Was finden wir nun in den neuen Normen? Kardinal Fernández versuchte, das neue Dokument mit der Notwendigkeit größerer Vorsicht seitens der Kirche zu rechtfertigen, da durch das Vorgehen einiger Bischöfe und widersprüchliche Erklärungen Verwirrung gestiftet worden sei. Die Wahrheit ist jedoch, dass das Problem nicht im Mangel an Normen oder in ihrer Unklarheit liegt, sondern schlicht im unvorsichtigen Handeln einzelner Prälaten; so sehr, dass die neuen Normen im Wesentlichen die Kriterien des Dokuments von 1978 aufgreifen. Wenn das Problem also ein Problem der Vorsicht wäre, wäre das Dokument nutzlos.

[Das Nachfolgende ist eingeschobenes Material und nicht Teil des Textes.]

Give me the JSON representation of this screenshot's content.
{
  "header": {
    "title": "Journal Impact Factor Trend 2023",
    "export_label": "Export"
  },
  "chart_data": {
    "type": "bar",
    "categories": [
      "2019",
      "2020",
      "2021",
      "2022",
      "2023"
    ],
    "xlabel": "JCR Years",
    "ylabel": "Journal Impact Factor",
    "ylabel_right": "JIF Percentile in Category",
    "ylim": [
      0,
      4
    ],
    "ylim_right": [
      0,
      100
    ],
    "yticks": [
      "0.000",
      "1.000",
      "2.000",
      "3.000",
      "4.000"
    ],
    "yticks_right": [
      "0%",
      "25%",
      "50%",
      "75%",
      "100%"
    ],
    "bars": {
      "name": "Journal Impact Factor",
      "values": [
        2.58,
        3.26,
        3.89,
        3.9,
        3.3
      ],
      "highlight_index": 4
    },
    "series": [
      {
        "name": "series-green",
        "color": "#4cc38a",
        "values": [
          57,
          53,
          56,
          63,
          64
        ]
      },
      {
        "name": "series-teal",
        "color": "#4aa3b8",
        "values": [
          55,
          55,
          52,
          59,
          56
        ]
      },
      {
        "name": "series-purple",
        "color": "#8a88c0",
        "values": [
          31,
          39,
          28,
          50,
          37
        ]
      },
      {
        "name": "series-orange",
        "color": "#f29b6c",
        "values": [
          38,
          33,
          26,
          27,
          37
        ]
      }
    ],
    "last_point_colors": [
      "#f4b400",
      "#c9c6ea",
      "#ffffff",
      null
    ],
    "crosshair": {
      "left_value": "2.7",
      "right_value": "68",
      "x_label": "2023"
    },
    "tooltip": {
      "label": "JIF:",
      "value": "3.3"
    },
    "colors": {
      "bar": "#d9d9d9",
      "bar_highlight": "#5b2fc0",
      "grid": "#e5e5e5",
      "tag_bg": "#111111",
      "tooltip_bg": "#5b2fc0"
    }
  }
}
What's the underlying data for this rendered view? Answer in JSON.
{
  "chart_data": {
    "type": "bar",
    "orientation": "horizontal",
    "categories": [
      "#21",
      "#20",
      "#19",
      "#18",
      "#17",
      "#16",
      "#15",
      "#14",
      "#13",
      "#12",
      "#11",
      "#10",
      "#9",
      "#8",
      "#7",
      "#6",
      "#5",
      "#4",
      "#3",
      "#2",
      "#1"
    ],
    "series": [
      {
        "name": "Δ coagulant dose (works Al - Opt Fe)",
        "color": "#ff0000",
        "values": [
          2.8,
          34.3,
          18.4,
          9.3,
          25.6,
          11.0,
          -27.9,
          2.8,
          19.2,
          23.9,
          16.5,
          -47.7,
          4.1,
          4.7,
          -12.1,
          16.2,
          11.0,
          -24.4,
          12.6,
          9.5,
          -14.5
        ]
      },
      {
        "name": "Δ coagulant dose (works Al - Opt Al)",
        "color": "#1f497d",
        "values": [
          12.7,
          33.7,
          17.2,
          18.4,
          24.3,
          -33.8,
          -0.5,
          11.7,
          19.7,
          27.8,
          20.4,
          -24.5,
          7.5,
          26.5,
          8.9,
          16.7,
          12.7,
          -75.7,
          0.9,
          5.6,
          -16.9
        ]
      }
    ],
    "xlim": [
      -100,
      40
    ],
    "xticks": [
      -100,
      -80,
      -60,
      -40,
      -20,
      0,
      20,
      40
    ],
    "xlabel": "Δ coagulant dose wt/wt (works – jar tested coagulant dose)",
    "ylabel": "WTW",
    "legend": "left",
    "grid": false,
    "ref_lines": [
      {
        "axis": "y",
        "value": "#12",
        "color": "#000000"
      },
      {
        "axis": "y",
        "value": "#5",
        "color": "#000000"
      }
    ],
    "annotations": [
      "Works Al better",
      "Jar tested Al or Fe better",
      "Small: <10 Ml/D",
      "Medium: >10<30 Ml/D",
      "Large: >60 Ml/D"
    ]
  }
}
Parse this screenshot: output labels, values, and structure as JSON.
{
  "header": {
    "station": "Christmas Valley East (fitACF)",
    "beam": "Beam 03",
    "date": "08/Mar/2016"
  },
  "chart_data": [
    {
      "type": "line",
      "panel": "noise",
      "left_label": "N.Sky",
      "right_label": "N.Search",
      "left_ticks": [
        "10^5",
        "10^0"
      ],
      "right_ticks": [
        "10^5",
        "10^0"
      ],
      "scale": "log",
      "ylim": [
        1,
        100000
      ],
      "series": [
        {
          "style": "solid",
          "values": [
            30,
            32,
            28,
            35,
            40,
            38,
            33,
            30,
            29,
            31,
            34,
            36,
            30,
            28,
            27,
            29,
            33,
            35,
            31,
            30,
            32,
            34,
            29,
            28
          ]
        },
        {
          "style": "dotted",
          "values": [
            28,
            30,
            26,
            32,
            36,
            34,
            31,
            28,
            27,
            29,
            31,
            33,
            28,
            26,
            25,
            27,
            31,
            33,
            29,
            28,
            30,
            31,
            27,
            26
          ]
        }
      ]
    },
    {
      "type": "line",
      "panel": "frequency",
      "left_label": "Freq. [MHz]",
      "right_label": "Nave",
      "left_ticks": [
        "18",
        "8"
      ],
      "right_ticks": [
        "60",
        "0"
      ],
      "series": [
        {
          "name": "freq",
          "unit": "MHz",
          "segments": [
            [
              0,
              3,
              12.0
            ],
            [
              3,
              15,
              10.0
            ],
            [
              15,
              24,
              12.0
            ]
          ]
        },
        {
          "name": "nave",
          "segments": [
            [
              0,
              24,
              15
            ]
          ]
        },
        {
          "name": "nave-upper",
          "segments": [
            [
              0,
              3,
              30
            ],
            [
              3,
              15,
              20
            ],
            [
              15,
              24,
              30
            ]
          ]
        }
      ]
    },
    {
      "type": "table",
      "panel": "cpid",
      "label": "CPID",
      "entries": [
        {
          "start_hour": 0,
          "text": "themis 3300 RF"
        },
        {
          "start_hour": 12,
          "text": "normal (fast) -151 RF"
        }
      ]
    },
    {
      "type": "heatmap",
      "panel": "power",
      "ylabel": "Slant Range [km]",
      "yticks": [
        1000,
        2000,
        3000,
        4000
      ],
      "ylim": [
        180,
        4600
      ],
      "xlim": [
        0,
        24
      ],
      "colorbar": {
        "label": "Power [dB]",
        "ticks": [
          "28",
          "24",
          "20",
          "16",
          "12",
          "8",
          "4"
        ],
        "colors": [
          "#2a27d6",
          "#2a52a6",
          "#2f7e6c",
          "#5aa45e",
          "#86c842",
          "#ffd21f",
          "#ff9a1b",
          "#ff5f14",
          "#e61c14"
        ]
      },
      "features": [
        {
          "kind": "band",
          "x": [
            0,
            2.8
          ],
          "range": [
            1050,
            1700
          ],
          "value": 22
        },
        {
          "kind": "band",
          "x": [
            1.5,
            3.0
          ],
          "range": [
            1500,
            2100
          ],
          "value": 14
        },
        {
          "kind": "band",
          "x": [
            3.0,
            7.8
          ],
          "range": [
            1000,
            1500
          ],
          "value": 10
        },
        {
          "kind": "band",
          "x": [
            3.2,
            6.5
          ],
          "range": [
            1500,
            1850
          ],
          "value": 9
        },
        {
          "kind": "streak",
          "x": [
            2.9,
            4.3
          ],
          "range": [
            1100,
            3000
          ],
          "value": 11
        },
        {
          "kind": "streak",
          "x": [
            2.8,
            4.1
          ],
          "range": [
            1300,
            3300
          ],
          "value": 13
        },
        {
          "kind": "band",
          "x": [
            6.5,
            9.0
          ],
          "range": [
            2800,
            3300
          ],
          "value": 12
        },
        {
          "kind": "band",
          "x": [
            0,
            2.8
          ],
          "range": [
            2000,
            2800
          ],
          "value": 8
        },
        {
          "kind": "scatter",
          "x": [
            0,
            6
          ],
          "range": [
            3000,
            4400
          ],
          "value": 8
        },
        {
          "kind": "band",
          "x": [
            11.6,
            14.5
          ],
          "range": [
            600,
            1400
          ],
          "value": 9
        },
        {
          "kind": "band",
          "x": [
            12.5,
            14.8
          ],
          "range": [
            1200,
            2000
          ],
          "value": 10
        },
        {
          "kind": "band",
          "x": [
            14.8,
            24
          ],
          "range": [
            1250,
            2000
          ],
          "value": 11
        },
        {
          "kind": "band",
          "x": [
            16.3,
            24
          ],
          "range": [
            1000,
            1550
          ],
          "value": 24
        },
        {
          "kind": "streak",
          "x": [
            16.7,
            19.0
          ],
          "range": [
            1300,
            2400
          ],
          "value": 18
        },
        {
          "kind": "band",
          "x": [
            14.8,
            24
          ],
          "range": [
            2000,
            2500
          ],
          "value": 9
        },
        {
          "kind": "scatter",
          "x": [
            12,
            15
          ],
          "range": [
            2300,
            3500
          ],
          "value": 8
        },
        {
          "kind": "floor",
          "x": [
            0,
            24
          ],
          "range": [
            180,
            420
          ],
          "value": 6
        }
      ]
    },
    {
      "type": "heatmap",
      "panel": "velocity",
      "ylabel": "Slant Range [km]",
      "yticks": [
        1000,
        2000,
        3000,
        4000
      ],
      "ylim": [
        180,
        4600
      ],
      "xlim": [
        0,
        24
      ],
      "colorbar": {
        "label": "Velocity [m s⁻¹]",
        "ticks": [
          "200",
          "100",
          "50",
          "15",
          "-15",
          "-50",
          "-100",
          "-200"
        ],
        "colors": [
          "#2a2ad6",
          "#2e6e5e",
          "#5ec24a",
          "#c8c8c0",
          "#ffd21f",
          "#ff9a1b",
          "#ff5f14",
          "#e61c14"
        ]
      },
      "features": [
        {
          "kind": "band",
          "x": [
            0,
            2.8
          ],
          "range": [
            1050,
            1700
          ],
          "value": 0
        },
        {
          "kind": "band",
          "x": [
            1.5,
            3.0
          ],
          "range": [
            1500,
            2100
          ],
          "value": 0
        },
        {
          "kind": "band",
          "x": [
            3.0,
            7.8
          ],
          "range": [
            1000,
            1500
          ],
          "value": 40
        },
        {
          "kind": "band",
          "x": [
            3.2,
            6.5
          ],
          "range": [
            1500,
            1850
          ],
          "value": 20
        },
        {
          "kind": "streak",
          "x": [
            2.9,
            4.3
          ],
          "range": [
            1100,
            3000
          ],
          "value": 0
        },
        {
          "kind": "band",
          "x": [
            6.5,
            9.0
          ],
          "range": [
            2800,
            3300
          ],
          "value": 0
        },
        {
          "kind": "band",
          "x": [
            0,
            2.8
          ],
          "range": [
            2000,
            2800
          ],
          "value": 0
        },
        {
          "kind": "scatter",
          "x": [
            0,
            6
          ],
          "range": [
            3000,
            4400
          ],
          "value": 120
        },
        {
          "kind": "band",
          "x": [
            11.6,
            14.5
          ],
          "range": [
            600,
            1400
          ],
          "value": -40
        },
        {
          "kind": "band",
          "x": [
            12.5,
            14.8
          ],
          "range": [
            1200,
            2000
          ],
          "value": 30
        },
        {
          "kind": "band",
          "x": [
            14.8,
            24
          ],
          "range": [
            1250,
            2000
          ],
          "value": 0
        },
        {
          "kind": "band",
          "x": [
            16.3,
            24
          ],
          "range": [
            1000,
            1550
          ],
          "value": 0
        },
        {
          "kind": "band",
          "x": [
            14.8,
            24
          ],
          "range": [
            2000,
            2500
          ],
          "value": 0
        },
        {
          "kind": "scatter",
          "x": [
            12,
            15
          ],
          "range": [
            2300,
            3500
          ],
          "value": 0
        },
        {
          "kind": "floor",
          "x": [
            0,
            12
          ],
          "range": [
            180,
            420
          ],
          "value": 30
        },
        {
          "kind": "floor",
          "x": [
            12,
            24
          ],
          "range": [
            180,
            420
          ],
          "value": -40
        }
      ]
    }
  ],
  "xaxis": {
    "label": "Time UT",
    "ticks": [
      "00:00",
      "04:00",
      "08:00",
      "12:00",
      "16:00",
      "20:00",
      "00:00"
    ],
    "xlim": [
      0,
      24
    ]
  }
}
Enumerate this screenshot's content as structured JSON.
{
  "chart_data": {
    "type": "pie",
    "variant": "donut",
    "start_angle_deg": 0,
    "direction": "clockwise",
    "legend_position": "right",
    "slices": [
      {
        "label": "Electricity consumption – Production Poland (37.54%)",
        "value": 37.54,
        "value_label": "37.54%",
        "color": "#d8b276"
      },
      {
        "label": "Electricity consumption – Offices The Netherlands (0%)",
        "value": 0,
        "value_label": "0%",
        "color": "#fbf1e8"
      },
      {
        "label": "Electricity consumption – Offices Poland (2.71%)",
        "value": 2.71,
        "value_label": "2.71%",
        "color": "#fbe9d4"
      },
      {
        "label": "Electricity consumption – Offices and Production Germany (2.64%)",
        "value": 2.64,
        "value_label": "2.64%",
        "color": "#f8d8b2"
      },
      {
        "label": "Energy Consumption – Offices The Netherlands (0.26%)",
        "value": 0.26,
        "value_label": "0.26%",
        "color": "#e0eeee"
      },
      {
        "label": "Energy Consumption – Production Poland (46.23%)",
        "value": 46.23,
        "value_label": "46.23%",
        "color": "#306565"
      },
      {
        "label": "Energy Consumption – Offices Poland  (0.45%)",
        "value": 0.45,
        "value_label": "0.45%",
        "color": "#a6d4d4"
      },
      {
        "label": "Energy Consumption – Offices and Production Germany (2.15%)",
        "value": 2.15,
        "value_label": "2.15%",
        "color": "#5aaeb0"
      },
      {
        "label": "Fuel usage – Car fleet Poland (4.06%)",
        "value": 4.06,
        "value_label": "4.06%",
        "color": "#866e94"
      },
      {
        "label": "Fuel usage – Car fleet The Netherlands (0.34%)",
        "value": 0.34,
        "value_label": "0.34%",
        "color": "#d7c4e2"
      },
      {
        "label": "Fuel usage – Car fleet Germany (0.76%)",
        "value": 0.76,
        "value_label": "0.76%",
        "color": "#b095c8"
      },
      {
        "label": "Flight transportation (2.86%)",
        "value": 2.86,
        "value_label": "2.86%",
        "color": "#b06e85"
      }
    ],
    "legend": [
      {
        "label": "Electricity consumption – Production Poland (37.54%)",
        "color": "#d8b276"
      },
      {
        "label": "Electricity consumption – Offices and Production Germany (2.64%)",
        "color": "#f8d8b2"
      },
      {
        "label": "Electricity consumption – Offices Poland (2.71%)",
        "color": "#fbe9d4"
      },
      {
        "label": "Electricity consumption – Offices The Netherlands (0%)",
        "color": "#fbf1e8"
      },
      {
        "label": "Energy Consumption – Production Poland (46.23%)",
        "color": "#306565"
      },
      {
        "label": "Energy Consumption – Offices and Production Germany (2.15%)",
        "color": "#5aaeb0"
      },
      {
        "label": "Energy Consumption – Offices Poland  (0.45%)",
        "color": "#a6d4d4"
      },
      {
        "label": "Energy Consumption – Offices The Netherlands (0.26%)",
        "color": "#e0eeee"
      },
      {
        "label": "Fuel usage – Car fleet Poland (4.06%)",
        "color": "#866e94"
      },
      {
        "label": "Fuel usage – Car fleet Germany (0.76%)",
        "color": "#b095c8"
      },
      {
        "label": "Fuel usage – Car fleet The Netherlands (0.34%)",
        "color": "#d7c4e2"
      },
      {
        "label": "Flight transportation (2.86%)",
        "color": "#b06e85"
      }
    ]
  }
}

Die eigentliche Neuheit des Dokuments liegt jedoch darin, dass von nun an die Möglichkeit, sich positiv über die übernatürliche Natur eines Ereignisses zu äußern, ausgeschlossen ist, sondern sich höchstens auf ein nihil obstat beschränken muss; Der Vorbehalt in der Kunst. 22 §2 bringt diese Neuheit zum Ausdruck: Auch im Fall des nihil obsta "wird der Diözesanbischof darauf achten (...), dass die Gläubigen keine der Bestimmungen als Bestätigung des übernatürlichen Charakters des Phänomens betrachten.“ Das Konzept wurde von Fernández auf der Pressekonferenz bekräftigt und eine Frage der Journalistin Diane Montagna beantwortet; Der Kardinal rechtfertigte sich damit, dass es notwendig sei, sich auf eine kluge Entscheidung zu beschränken, und bekräftigte, dass "man nicht um eine Erklärung übernatürlichen Ursprungs bitten kann, um in diesem Fall zu entscheiden, gerade weil das Risiko besteht, [ein Phänomen] als zu deklarieren.“ Das Übernatürliche besteht darin, völlige Gewissheit zu geben, sodass es letzten Endes keinen Zweifel mehr geben kann.

Nun wissen sogar die Steine, dass, wenn ein Bischof sich positiv über die übernatürliche Natur einer Erscheinung oder eines Wunders äußert, und selbst wenn ein Papst dies tun sollte, er weder die Absicht hat, das Gewissen der Gläubigen zu binden, als wenn er es wäre, und es auch nicht in der Lage wäre, sie zu binden ein Dogma oder eine Wahrheit de fide tenenda lehren. Dabei handelte es sich immer um eine kluge Entscheidung, auch wenn sie mit einem constat de supernaturalitate zum Ausdruck kam, dessen höchstes Maß an Zustimmung die moralische Gewissheit ist, nicht die absolute Gewissheit eines Glaubensakts. So sehr, dass ein Widerstand gegen das maßgebliche Urteil des Bischofs in dieser Angelegenheit an sich höchstens Kühnheit bedeuten würde, nicht Ketzerei oder Spaltung.

Der konkrete Inhalt des Dokuments ist daher ein ganz anderer: die Leugnung, dass die Kirche über die Mittel verfügt, um zu einem Ereignis ein Wahrscheinlichkeitsurteil oder moralische Gewissheit über seinen übernatürlichen Ursprung zu bringen; Aber wie können wir der Kirche Glauben schenken, die das Wunder der Heilung der Wassersüchtigen durch den Herrn oder der Verkrüppelten durch Petrus und Johannes verkündet, wenn dieselbe Kirche uns heute sagt, dass es im Wesentlichen nicht möglich ist, darüber etwas zu sagen? die übernatürliche Natur eines Ereignisses? Denn es geht nicht darum, was Gegenstand des Glaubens ist und was nicht, sondern um die Fähigkeit, sich über die Glaubwürdigkeit einer Tatsache zu äußern. Abgesehen von den vielen Differenzen unter den Theologen in dieser Hinsicht scheint die Linie, die das Dikasterium verfolgt, in der Geschichte der Kirche völlig neu zu sein: die Credibilitas zu opfern, um die Credentitas zu schützen, also auf die übernatürliche Natur einer Tatsache zu verzichten um den Glaubensakt zu sichern. Tuchos Sorge besteht, wie er in der Präsentation der neuen Normen feststellt, darin, dass die Billigung einiger Offenbarungen dazu führt, dass diese "mehr als das Evangelium selbst“ gewürdigt werden; Ergo ist es besser, keine Zeichen der Zustimmung, sondern nur des Zugeständnisses zu geben.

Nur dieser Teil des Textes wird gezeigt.